For production deployments, use Redis as a shared cache across your API fleet rather than per-process dictionaries:
import redis
import json
r = redis.Redis(host="redis", port=6379, decode_responses=True)
def introspect_with_redis_cache(raw_token: str) -> Optional[dict]:
cache_key = f"introspect:{hashlib.sha256(raw_token.encode()).hexdigest()}"
cached = r.get(cache_key)
if cached:
return json.loads(cached)
result = call_introspection_endpoint(raw_token)
if result and result.get("active"):
ttl = min(30, result.get("exp", 0) - int(time.time()))
if ttl > 0:
r.setex(cache_key, ttl, json.dumps(result))
return result if result and result.get("active") else NoneRevocation propagation: the real advantage
With JWTs and a Redis denylist, revocation is two operations: write the jti to Redis, then every service that checks the denylist will see it within its own cache window. With introspection, revocation is one operation: mark the token inactive in the authorization server. Resource servers with a 30-second cache will automatically stop accepting it within 30 seconds — no coordination required, no denylist to synchronize across regions.
This simplicity compounds at scale. A 10-service microservice architecture using JWT denylists means 10 separate Redis lookups and 10 separate cache invalidation concerns. With introspection and a shared Redis cache keyed by token hash, you have one cache that all services read, and a single source of truth at the auth server. Revoke once, propagate automatically.
When JWTs are still the right choice
Opaque tokens with introspection are not universally superior. JWTs win when:
- Third-party resource servers need to validate tokens without network access to your auth server. A vendor API that accepts your tokens cannot call your introspection endpoint — it needs a self-contained JWT it can verify with your public key.

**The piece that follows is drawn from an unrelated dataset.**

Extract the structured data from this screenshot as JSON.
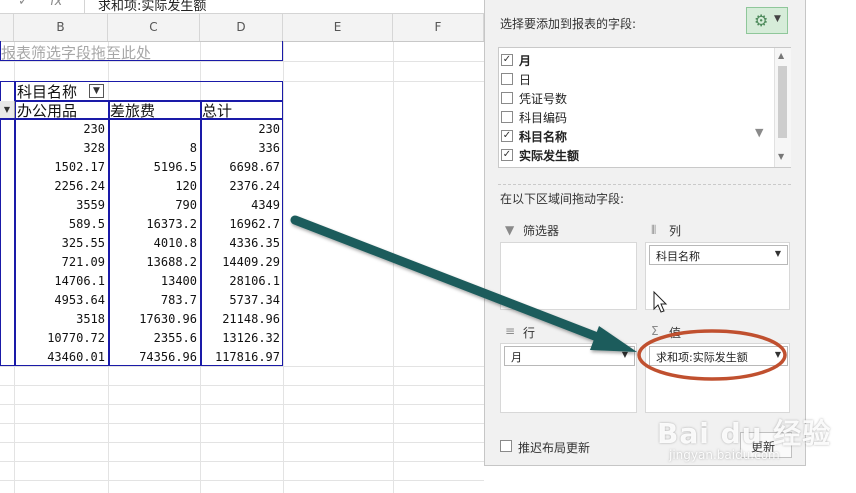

- High-throughput APIs where even a Redis lookup is too slow. Stateless JWT validation with a short TTL and acceptable revocation lag is a legitimate architectural choice.
- Edge validation at a CDN or API gateway where a network call to a central auth server is not feasible.
A common pattern is to use opaque tokens externally (what clients receive and send) and have the authorization server issue JWTs internally for service-to-service calls. The introspection endpoint becomes a gateway that exchanges an opaque external token for a short-lived internal JWT, validated locally by downstream services. This gives you external revocability with internal performance.